Calling marine transportation “an essential lifeline” for Canada’s North, the plan, among other goals, seeks to make Arctic resupply operations faster, safer and more efficient for communities.
To that end, the Canadian Coast Guard’s icebreakers presence in the Arctic will be extended earlier and later in the season, the plan says.
And a Canadian Coast Guard Auxiliary for the Arctic will be created.
The plan will also create new seasonal rescue boat stations to improve northern search and rescue capacity, and create a seasonal inshore rescue boat station in the Arctic, which it describes as “the very first permanent search and rescue capacity in northern Canada.”
And it calls for eight new community response boats, a backgrounder on the oceans protection plan said.
As well, the oceans protection lan will improve the northern operations of Canada’s national aerial surveillance program because, the backgrounder said, internationally, aerial surveillance is considered the most effective method of detecting oil spills.
“Doing so will improve local marine pollution reporting, search and rescue capacity and satellite monitoring of vessels offshore, which also supports Canadian sovereignty,” it stated.
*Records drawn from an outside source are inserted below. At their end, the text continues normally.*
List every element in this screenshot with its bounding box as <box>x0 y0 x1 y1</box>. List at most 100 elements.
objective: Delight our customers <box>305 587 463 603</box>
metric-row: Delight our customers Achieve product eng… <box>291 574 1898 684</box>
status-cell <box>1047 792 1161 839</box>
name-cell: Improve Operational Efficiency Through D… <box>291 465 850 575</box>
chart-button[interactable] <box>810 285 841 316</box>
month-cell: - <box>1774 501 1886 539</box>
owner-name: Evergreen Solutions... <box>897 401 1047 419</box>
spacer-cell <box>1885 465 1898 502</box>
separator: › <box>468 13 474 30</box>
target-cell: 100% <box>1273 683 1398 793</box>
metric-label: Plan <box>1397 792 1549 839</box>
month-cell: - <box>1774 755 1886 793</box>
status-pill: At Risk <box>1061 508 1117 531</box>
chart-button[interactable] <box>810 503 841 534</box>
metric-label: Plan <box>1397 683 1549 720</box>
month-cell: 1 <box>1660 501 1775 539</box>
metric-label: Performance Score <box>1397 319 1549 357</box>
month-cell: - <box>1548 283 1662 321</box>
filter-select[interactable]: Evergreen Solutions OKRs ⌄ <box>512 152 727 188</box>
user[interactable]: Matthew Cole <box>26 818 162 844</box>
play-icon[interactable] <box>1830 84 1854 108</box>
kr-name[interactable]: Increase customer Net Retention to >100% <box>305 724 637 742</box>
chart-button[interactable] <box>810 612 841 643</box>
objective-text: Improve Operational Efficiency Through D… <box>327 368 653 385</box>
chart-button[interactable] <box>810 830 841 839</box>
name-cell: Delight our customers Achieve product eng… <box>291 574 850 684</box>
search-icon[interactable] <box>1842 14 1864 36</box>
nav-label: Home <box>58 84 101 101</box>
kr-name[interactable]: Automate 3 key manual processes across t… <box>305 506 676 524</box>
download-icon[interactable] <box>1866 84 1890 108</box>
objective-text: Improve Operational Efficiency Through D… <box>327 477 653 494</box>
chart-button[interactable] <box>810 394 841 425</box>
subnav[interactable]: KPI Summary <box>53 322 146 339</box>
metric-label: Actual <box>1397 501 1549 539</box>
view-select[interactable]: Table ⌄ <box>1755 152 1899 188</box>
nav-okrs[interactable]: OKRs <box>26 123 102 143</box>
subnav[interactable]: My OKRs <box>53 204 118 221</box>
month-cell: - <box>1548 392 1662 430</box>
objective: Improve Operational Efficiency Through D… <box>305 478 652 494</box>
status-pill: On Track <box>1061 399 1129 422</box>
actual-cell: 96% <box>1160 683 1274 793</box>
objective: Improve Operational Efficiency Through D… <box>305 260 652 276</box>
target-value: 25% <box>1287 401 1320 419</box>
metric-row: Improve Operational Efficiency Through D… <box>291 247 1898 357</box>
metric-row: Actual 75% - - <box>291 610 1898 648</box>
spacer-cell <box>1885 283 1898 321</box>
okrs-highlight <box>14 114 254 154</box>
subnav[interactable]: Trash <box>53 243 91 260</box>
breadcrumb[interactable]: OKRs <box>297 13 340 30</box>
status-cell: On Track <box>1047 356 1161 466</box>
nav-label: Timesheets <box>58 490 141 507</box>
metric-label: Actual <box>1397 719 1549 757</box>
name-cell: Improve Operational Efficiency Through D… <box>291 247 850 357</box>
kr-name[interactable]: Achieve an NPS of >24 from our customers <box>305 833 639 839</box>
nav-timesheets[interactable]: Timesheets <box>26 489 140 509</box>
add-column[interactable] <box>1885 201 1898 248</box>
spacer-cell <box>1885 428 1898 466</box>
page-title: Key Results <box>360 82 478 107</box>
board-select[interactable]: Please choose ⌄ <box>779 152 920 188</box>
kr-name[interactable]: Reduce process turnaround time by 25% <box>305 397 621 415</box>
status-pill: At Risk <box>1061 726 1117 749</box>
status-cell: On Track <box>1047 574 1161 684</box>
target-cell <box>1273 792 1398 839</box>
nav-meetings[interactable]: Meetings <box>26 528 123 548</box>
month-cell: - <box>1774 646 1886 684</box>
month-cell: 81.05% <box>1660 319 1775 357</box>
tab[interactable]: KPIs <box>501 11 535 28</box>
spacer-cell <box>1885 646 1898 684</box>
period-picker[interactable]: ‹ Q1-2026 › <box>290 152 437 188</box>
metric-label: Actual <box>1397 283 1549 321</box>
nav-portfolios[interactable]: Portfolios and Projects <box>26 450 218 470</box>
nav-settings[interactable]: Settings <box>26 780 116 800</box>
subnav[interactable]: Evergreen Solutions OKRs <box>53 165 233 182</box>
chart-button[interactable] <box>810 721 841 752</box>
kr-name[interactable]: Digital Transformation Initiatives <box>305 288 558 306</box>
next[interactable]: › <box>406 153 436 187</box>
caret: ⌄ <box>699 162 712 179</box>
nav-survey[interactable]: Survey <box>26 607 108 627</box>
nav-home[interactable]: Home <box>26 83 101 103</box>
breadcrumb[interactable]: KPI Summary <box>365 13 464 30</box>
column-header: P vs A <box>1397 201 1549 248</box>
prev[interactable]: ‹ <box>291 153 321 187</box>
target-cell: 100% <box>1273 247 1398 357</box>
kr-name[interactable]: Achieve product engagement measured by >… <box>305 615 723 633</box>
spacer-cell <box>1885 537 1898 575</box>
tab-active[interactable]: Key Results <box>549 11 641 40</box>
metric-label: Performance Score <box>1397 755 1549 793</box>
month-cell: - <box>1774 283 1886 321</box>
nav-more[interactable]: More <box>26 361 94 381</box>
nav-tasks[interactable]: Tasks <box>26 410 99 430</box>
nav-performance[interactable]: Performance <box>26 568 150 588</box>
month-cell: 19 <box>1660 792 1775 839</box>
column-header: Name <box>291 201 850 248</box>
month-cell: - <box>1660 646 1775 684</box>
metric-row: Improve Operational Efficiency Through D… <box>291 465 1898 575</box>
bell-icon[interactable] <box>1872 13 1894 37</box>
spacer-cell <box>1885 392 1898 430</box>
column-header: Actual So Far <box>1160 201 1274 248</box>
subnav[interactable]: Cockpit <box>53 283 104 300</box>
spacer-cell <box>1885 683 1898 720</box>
The oceans protection plan will cost more than $1.5 billion over five years, starting in 2017-18.
As part of the plan, a new marine safety system will also see improved marine traffic and navigation information provided to mariners, Indigenous peoples, and coastal communities.
It will also put money into research into the impacts of increased shipping on marine ecosystems.
The oceans protection plan reflects some of the input from a recent Arctic marine safety review.
The plans also follows a 2014 federal audit, which found major service gaps hamper Canada’s system for ensuring safe marine transportation in the Arctic.
That looked at whether key federal departments—Transport Canada, Environment Canada and Fisheries and Oceans Canada (including the Canadian Coast Guard and the Canadian Hydrographic Service)—adequately support safe marine navigation in Canadian Arctic waters.
The answer was a clear “no.”
The report also found that no federal department had developed a co-ordinated strategy aimed at improving marine safety in the Arctic.
And it came down particularly hard on Canada’s aging and inadequate fleet of Canadian Coast Guard icebreakers, which are usually looked on to provide help for search and rescue operations, environmental response, aids to navigation, fisheries enforcement and science in Canada’s Arctic waters.
It also determined that many higher-risk navigation areas of the Canadian Arctic remain inadequately surveyed and charted.
Seabed mapping data was “nonexistent” or “inadequate,” with only about one per cent of these waters surveyed to modern standards and only 25 per cent of charts “good.”
The report concluded that existing surveillance and monitoring mechanisms for marine traffic are “generally adequate to the current context of marine activities in the Canadian Arctic.”
Prime Minister Justin Trudeau suggested the new plan will change that.
“The $1.5 billion Oceans Protection Plan unveiled today will make Canada a world-leader in marine safety and takes a powerful step toward co-management of our coasts with Indigenous and coastal communities, together making sure they remain healthy, clean, and safe for generations to come,” Trudeau said in a Nov. 7 government release on the plan.